Definition queries versus splitting out data

DuncanHornby · ‎02-17-2016

All,

I am about to embark on project to edit an existing ESRI desktop AddIn I had created a few years ago for a client which processes AIS data (vessel movement data).

The original tool was designed around a volume of data that was specific to their original project. The data is held in a file geodatabase with key fields having attribute indexes built and the FeatureClass compressed. The client has been throwing larger and larger datasets and the current tool logic needs to be improved so it can deal with these larger datasets. Currently the tool gets slower as the data size increases. The tool is doing a lot of spatial querying and the logic of this needs to change.

I believe their large datasets are about 2 million rows.

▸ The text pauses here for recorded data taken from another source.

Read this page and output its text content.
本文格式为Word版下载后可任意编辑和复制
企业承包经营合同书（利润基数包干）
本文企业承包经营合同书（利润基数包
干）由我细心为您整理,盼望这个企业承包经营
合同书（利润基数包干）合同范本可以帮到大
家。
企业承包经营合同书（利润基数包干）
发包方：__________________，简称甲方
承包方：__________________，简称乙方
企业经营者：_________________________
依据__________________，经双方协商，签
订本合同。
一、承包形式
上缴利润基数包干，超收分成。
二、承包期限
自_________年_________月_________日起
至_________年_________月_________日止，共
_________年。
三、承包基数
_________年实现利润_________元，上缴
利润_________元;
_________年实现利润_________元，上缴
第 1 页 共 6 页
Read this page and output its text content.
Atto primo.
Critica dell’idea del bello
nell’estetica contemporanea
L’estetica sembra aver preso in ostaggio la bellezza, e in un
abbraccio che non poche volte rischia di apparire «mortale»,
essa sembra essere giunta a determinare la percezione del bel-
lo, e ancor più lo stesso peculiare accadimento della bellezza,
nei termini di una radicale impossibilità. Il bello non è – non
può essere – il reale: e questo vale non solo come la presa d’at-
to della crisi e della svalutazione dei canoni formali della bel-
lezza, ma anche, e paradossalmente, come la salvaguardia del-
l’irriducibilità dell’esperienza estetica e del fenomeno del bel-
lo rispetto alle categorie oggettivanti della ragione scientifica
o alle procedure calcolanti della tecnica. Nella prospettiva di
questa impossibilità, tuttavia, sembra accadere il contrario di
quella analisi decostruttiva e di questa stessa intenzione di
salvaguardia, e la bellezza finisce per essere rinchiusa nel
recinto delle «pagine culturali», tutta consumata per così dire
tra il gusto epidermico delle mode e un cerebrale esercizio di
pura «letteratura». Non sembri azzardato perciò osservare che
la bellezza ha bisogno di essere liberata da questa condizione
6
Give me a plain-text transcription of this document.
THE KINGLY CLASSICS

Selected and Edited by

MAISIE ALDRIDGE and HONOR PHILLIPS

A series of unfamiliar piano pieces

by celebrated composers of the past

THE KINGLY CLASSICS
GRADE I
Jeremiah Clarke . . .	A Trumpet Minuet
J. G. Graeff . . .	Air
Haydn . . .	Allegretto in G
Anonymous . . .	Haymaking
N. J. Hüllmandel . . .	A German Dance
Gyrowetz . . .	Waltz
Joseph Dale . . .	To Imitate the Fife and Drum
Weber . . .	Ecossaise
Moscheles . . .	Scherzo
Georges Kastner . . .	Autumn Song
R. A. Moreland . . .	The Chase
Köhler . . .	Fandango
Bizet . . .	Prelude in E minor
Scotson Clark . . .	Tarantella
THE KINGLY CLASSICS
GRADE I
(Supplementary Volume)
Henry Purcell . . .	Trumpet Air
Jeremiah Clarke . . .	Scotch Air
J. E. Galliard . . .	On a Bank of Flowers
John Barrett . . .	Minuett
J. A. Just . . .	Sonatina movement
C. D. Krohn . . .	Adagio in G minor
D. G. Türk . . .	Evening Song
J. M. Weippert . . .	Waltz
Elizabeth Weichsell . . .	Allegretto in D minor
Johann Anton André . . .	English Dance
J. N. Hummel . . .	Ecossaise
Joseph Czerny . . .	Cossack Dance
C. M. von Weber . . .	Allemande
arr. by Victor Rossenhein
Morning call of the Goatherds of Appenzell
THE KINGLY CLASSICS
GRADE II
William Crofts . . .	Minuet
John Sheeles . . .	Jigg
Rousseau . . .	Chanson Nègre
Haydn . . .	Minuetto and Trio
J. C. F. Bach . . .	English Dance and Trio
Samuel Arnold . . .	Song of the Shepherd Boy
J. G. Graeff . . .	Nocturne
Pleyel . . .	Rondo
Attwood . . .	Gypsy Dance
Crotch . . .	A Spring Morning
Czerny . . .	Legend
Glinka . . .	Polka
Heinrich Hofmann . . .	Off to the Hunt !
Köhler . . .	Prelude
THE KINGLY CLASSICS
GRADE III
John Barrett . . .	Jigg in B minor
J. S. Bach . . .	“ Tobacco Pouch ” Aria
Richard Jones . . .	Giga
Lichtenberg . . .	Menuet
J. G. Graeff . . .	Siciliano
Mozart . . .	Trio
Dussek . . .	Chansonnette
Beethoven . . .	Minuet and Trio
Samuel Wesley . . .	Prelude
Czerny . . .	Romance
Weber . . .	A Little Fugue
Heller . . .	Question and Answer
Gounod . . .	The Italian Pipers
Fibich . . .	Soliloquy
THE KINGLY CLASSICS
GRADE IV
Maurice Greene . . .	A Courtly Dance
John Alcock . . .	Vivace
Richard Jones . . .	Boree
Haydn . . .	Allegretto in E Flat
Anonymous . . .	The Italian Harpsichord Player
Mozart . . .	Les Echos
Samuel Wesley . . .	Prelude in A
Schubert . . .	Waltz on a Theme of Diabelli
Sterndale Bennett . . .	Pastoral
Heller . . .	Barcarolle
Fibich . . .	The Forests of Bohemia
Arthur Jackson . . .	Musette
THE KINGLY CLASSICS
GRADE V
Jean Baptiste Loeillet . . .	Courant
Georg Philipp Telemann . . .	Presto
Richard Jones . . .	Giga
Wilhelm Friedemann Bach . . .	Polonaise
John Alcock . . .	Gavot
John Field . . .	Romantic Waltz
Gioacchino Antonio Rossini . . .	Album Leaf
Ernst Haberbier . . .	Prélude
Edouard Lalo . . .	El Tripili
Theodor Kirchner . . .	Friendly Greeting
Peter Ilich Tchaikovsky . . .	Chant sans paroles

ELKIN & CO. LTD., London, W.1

I've had a good think about how to approach this and I've come up with 2 solutions: apply definition queries so that the tool is only ever looking at a subset of data based upon date or do some pre-processing splitting out the data into separate FeatureClasses based upon date, so physically creating new but smaller datasets.

Does anyone have any advice, have they done something similar and know of any pit falls? I was wondering if I go down the route of definition queries, is there any performance degradation as the size of the source dataset increases. For argument sake lets say the definition query always subsets a similar number of rows. Is the performance of that influenced by the size of the underlying table? Should I "explode" the dataset into new featureclasses then any processing will always be from a source dataset of a smaller size (probably around 20,000 rows).

I ask this question as the mechanisms for these 2 solutions are quite different and before I start felt I could benefit from other peoples wisdom/experiences?

Duncan

DanPatterson_Retired · ‎02-17-2016

If the dataset is:

not going to be updated during the period of the analysis... split ...
if the data is going to be used in other analyses... split ...
if only parts of the data are of interest .... split ...
I have a few other reasons and a long explanation, but I found this to be the fastest in any scenario that I have encountered.
the above doesn't mean that there aren't other scenarios where a DQ would be faster.... so

View solution in original post

DanPatterson_Retired · ‎02-17-2016

If the dataset is:

not going to be updated during the period of the analysis... split ...
if the data is going to be used in other analyses... split ...
if only parts of the data are of interest .... split ...
I have a few other reasons and a long explanation, but I found this to be the fastest in any scenario that I have encountered.
the above doesn't mean that there aren't other scenarios where a DQ would be faster.... so

VinceAngelo · ‎02-17-2016

Two million features is quite large, especially in a temporally sequenced table which is likely to be spatially fragmented. Generally, the advice is to organize like data in a single table, but the exception is when the data won't ever be used together (especially when it just increases spatial fragmentation). Not only would your application benefit from having the data split into tables, but the tables should probably be spatially sorted during the split process, to optimize spatial selection performance.

- V

DuncanHornby · ‎02-17-2016

Dan/Vince,

Thank you for your response. It sounds very much like I should split and run!

Sorry Vince but Dan gets the star he pipped you to the post. You have both given me useful insight and something to think about.

Much appreciated.

Duncan